Mereka terlihat terkejut dengan apa yang Changbin dan aku lakukan. Aku bahkan bisa melihat wajah Bang Chan yang sedikit tidak terima dengan hal itu. Atau itu hanya perasaanku saja?

"Changbin, apa yang kau lakukan?" tanya ayah tiriku pada Changbin. Saat ayahku bertanya seperti itu, aku memiliki ide untuk bersikap seperti korban. Aku merubah air wajahku menjadi seperti tersaikiti dan terbatuk beberapa kali.

"ayah, bantu aku" kataku dengan suara yang sedikit mencicit.

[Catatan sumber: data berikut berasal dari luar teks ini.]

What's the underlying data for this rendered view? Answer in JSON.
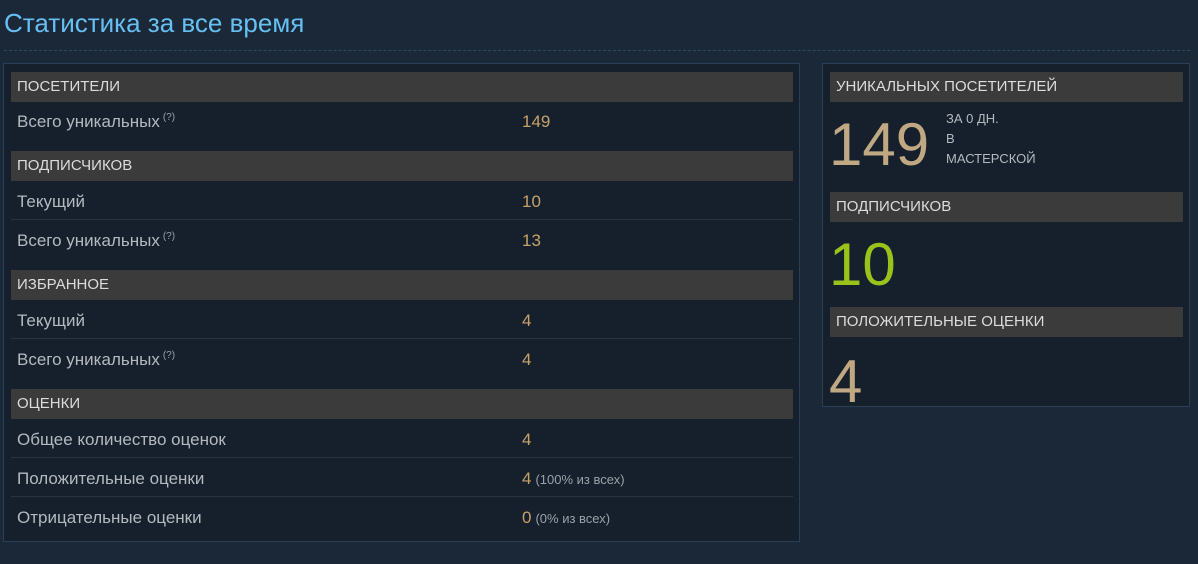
{
  "page": {
    "title": "Статистика за все время"
  },
  "left": {
    "visitors": {
      "header": "ПОСЕТИТЕЛИ",
      "rows": [
        {
          "label": "Всего уникальных",
          "help": "(?)",
          "value": "149"
        }
      ]
    },
    "subscribers": {
      "header": "ПОДПИСЧИКОВ",
      "rows": [
        {
          "label": "Текущий",
          "value": "10"
        },
        {
          "label": "Всего уникальных",
          "help": "(?)",
          "value": "13"
        }
      ]
    },
    "favorites": {
      "header": "ИЗБРАННОЕ",
      "rows": [
        {
          "label": "Текущий",
          "value": "4"
        },
        {
          "label": "Всего уникальных",
          "help": "(?)",
          "value": "4"
        }
      ]
    },
    "ratings": {
      "header": "ОЦЕНКИ",
      "rows": [
        {
          "label": "Общее количество оценок",
          "value": "4"
        },
        {
          "label": "Положительные оценки",
          "value": "4",
          "extra": "(100% из всех)"
        },
        {
          "label": "Отрицательные оценки",
          "value": "0",
          "extra": "(0% из всех)"
        }
      ]
    }
  },
  "right": {
    "unique_visitors": {
      "header": "УНИКАЛЬНЫХ ПОСЕТИТЕЛЕЙ",
      "value": "149",
      "sub1": "ЗА 0 ДН.",
      "sub2": "В",
      "sub3": "МАСТЕРСКОЙ"
    },
    "subscribers": {
      "header": "ПОДПИСЧИКОВ",
      "value": "10"
    },
    "positive": {
      "header": "ПОЛОЖИТЕЛЬНЫЕ ОЦЕНКИ",
      "value": "4"
    }
  },
  "colors": {
    "background": "#1b2838",
    "title": "#66c0f4",
    "value": "#c6a26a",
    "subscribers_big": "#99c31b"
  }
}
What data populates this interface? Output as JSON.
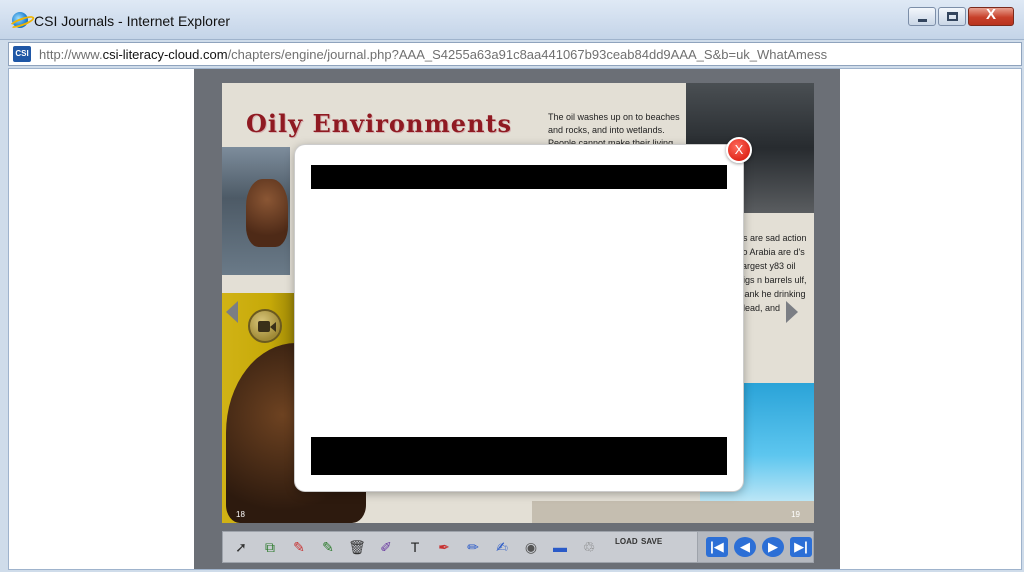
{
  "window": {
    "title": "CSI Journals - Internet Explorer",
    "url_prefix": "http://www.",
    "url_host": "csi-literacy-cloud.com",
    "url_path": "/chapters/engine/journal.php?AAA_S4255a63a91c8aa441067b93ceab84dd9AAA_S&b=uk_WhatAmess",
    "logo_text": "CSI",
    "buttons": {
      "minimize": "",
      "maximize": "",
      "close": "X"
    }
  },
  "page": {
    "title": "Oily Environments",
    "blurb": "The oil washes up on to beaches and rocks, and into wetlands. People cannot make their living",
    "right_text": "rs are sad action to Arabia are d's largest y83 oil rigs n barrels ulf, sank he drinking dead, and",
    "page_left_num": "18",
    "page_right_num": "19"
  },
  "modal": {
    "close_label": "X"
  },
  "toolbar": {
    "tools": [
      {
        "name": "pointer-tool-icon",
        "glyph": "➚"
      },
      {
        "name": "add-bookmark-icon",
        "glyph": "⧉"
      },
      {
        "name": "highlight-icon",
        "glyph": "✎"
      },
      {
        "name": "remove-highlight-icon",
        "glyph": "✎"
      },
      {
        "name": "trash-icon",
        "glyph": "🗑"
      },
      {
        "name": "eraser-icon",
        "glyph": "✐"
      },
      {
        "name": "text-tool-icon",
        "glyph": "T"
      },
      {
        "name": "pen-red-icon",
        "glyph": "✒"
      },
      {
        "name": "pen-blue-icon",
        "glyph": "✏"
      },
      {
        "name": "edit-note-icon",
        "glyph": "✍"
      },
      {
        "name": "palette-icon",
        "glyph": "◉"
      },
      {
        "name": "shape-icon",
        "glyph": "▬"
      },
      {
        "name": "stamp-icon",
        "glyph": "♲"
      }
    ],
    "load_label": "LOAD",
    "save_label": "SAVE",
    "nav": {
      "first": "|◀",
      "prev": "◀",
      "next": "▶",
      "last": "▶|"
    }
  }
}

"Changbin" panggil ayahku. Changbin yang tahu dengan tingkahku lantas melepaskan tangannya dan menatapku tidak percaya. "anak ini pintar sekali berdalih" kata Changbin padaku sebelum berjalan menuju kursi di sebelah Bang Chan.

"mengapa kau melakukan itu, Changbin?" tanya ibuku.

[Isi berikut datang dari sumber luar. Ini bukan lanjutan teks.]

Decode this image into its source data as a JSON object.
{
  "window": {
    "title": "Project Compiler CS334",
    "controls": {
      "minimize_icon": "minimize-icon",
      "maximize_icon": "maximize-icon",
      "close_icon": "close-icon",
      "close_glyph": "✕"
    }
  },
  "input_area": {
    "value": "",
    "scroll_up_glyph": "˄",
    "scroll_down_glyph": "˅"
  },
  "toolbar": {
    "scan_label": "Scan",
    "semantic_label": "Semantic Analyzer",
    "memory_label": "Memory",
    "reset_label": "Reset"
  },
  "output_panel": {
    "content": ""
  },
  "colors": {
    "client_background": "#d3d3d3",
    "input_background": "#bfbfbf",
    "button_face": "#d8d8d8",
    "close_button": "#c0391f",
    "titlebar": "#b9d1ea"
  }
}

"Aku tidak bisa melakukannya pada Hyunjin karena dia lebih tinggi dariku, dan hyung-ku tidak suka dengan hal ini. Jadi aku melakukannya dengan Hana. Apa ini masalah? Kami bersaudara kan? Kami hanya sedang bercanda" jawab Changbin. 

Ayah dan ibuku sontak tertawa dengan jawaban Changbin. Begitupun denganku. Sejujurnya, Changbin memang lebih tinggi dariku. Tapi dia tidak lebih tinggi dari saudaranya yang lain. Bahkan Hyunjin yang jelas anak termuda, memiliki postur tubuh lebih tinggi dari yang lain. 

"pendek" ejekku untuknya saat sudah duduk di kursi meja makan. Changbin yang sedang menyendok nasi lantas memandangku. Matanya berkedip beberapa seperti sedang mempersiapkan suatu elakan untuk satu kataku itu.

"aku tidak pendek, aku hanya tumbuh lebih lambat dari yang lain" katanya.

Aku tertawa mendengarnya. Itu bukan tawa yang ditahan tapi tawa yang benar-benar tertawa. Aku benar-benar tidak menyadarinya hingga aku bertemu pandang dengan Lino ditengah tawaku. Lino yang duduk disebelahku tersenyum tipis yang perlahan menjadi senyuman yang lebar. "Hana, kau tampak berbeda hari ini. Apa ada sesuatu yang menyenangkan terjadi?"

"benar hyung. Ada sesuatu yang menyenangkan baru saja dia lakukan". Changbin menjawab pertanyaan Lino untukku. Tawaku tiba-tiba menghilang saat mendengar jawaban Changbin dan dengan cepat melihatnya. Belum ada 10 menit dia berjanji tidak akan mengatakan aibku, tapi lihatlah sekarang, dia berusaha membongkarnya. 

"tidak mungkin. Jangan-jangan kau sudah melakukannya semalam dengan Hyunjin? Apa itu artinya ini adalah giliranku?"

Oh My God! Ternyata ada yang lebih tidak memiliki otak ketimbang Changbin. Lino dengan sadar dan suara keras mengatakan hal itu didepan orang tua kami. Aku melotot pada Lino memberi isyarat padanya untuk berhenti mengatakan hal-hal seperti itu.

"melakukan apa?" suara ayahku menginterupsi, baik diriku maupun Lino. 

Lino menoleh pada ayahnya dengan senyum lebar. "Hana menonton konser. Tapi dia hanya membeli 2 tiket untuknya dan Hyunjin. Jadi aku protes. Jadi Hana berjanji akan mengajakku untuk konser selanjutnya". Lino beralibi.